Wednesday, November 12, 2008

Queer Mateship


Muriel's Wedding has been a favorite film for years. I own it and every once in a while pop it in for a good laugh/cry. In the context of this class, I have been able to appreciate it in a new way. Related to this film, I better understand that oh-so-macho concept of mateship.

Muriel's Wedding is, first and foremost, offering biting social commentary about machismo. It turns on its head the concept of mateship that we've been discussing by exploring the same bond between women who ultimately choose to live life together, and without husbands. Although not surprising or controversial, I found the classroom discussion regarding homoerotic tensions in the film interesting. Before this discussion, it would never have occurred to me that Rhonda and Muriel's relationship is homosexual in nature. However, in the narrative as presented I can certainly see how and why the relationship is easily seen as homosexual, even if not in action but spirit alone. There is a sense of dramatic camp to the film (which is closely tied to queer expression.) Greg Taylor is quoted: http://salymanderfilmaslit.blogspot.com/2007/01/camp-campy-campiness.html "camp is fundamentally an aesthetic declaration of the spectator’s ability to choose and manipulate the cultural meaning surrounding her. Camp has been appealing to dominated cultures […] precisely because it asserts control over one’s own symbolic identity." ABBA has long been described as campy, and Hogan's use of their music must have been fertile soil to create the story.

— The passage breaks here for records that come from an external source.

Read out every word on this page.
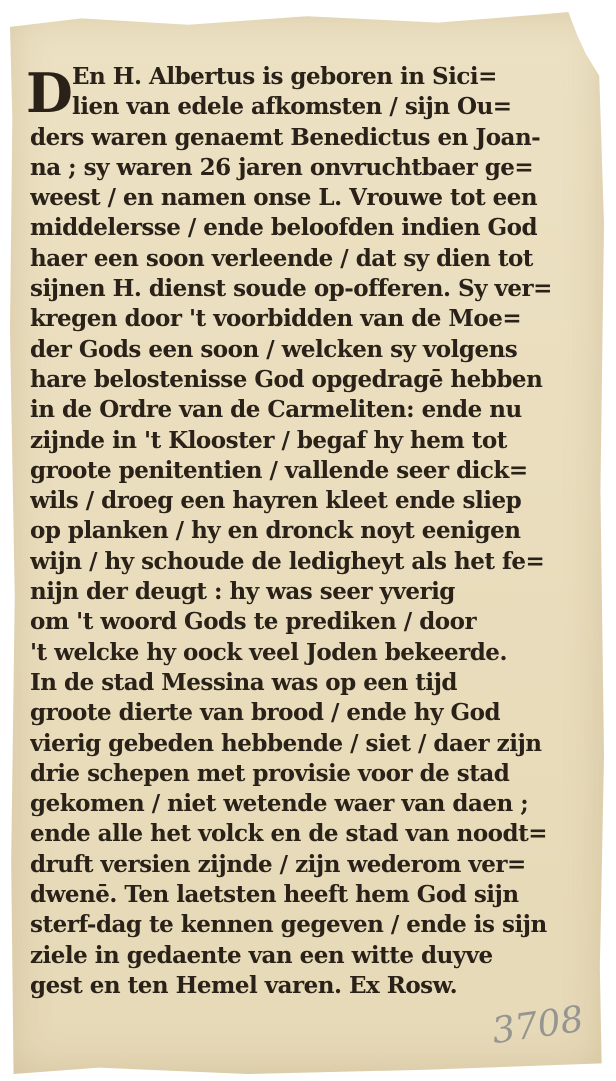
D En H. Albertus is geboren in Sici=
lien van edele afkomsten / sijn Ou=
ders waren genaemt Benedictus en Joan-
na ; sy waren 26 jaren onvruchtbaer ge=
weest / en namen onse L. Vrouwe tot een
middelersse / ende beloofden indien God
haer een soon verleende / dat sy dien tot
sijnen H. dienst soude op-offeren. Sy ver=
kregen door 't voorbidden van de Moe=
der Gods een soon / welcken sy volgens
hare belostenisse God opgedragē hebben
in de Ordre van de Carmeliten: ende nu
zijnde in 't Klooster / begaf hy hem tot
groote penitentien / vallende seer dick=
wils / droeg een hayren kleet ende sliep
op planken / hy en dronck noyt eenigen
wijn / hy schoude de ledigheyt als het fe=
nijn der deugt : hy was seer yverig
om 't woord Gods te prediken / door
't welcke hy oock veel Joden bekeerde.
In de stad Messina was op een tijd
groote dierte van brood / ende hy God
vierig gebeden hebbende / siet / daer zijn
drie schepen met provisie voor de stad
gekomen / niet wetende waer van daen ;
ende alle het volck en de stad van noodt=
druft versien zijnde / zijn wederom ver=
dwenē. Ten laetsten heeft hem God sijn
sterf-dag te kennen gegeven / ende is sijn
ziele in gedaente van een witte duyve
gest en ten Hemel varen. Ex Rosw.
3708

So, what is it that the film critiques? I think it is the very essence of mateship as an understood extension of the concept of 'a man's country'. By deconstructing the patriarchal figure-head of the Helsop family and reconstructing mateship in the context of female relationship, Hogan takes a postmodern swipe at the heart of what can be seen as misogynistic national ideals. And what better choice than a campy production fueled by camp music to make his point. Essentially, this is what camp has attempted to illuminate (Sorry Susan Sontag, I do take some exception to your thesis.)

I suppose, in the end, I do not think that the movie is homosexual, necessarily. I do believe that it is an example of queer expression, which has grown to illustrate and give voice to heterosexual lifestyles operating outside of and rejecting the artifice of the 'norm'.